Any way I am changing the job layout to handle Inserts and updates separately. So what are the necessary steps I need to take in my new job design while using the Oracle Connector stage apart from the settings which I already did (I already added $APT_ORAUPSERT_COMMIT_ROW_INTERVAL to 100000
$APT_ORAUPSERT_COMMIT_TIME_INTERVAL to 60 )

tsanan :-
As it is giving the problems in PROD, somehow I need to tune this job to maintain the functionality. We already did coparisions between QA and PROD those helped me for providing the justification for issues.

Posted: Wed Dec 08, 2010 2:25 pm
by kwwilliams
I wouldn't consider 12k/second highly performing, but if it works for you it is good enough.

You're not answering my question about the table structure. Tuning your array and commit points will buy you a little. Running in parallel on an Oracle partitioned table will increase poerformance dramatically.

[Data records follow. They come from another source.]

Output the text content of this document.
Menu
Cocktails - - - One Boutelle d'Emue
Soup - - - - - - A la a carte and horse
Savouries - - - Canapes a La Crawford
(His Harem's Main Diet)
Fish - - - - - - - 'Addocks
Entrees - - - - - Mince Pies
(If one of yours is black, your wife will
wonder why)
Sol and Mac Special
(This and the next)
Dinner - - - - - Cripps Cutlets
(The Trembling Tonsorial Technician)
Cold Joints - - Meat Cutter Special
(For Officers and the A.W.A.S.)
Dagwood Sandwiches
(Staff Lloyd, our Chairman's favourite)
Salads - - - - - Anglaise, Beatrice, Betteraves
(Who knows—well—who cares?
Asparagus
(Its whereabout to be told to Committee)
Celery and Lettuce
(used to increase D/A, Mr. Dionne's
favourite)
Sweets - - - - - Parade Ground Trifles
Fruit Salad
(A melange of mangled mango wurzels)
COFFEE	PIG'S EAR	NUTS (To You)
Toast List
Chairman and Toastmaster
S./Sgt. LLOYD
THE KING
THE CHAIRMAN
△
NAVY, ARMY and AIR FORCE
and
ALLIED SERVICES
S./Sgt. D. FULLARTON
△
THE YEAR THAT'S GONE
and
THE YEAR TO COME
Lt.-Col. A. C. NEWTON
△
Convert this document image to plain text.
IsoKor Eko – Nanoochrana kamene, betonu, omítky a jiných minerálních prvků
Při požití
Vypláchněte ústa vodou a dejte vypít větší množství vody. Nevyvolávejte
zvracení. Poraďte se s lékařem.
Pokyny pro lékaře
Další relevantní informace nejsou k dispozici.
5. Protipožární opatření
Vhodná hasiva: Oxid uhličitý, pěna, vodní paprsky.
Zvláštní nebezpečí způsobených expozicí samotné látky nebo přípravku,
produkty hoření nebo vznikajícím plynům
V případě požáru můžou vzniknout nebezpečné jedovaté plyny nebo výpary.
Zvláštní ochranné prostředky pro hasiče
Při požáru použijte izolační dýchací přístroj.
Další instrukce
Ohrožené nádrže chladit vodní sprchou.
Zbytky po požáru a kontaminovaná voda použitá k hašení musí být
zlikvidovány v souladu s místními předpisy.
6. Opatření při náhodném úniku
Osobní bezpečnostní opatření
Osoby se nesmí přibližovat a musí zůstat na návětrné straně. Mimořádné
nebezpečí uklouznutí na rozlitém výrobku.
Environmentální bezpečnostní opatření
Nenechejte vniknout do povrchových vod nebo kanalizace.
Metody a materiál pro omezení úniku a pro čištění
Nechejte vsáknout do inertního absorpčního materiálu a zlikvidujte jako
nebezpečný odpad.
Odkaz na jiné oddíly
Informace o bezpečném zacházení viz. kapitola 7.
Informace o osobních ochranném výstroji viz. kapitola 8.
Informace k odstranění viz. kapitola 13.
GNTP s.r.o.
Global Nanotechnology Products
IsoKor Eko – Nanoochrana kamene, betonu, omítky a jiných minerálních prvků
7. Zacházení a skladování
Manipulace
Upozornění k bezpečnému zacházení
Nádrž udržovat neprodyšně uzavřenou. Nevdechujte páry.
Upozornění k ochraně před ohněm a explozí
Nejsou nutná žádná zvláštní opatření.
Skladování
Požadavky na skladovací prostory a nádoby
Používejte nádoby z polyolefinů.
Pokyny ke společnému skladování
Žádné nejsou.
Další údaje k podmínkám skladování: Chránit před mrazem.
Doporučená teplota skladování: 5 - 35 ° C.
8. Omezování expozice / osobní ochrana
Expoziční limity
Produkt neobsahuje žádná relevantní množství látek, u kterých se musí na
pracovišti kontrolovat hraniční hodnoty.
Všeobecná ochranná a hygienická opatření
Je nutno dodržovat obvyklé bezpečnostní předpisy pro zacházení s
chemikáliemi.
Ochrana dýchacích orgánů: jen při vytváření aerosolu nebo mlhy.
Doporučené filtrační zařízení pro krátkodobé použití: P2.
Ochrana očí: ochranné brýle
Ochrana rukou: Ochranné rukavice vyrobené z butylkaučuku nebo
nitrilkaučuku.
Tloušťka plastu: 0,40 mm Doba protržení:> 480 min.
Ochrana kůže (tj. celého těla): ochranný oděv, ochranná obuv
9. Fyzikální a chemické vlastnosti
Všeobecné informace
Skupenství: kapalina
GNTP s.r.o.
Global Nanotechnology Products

In the connector, which you said you are using there are no parameters to tune just what you see for stage properties.

Posted: Thu Dec 09, 2010 8:32 am
by SwathiCh
Williams,

My table is not partitioned, even I can not do Truncate & load also since many other applications may access the same table for select at same time when I am doing UPSERT.

Table size

Posted: Wed Dec 15, 2010 11:33 am
by jseclen
Hi SwathiCh,

Did you consider the size of the table in both environments? maybe in the production environment is more larger than the environments where you do the tests.

The indexes also may be causing the load to be heavy.

The upsert process involves running insert-update or update-insert, which of these forms are applying?

Have you considered differentiating insert and update records to use two load oracle stages, one for inserts (using Load) and one for updates?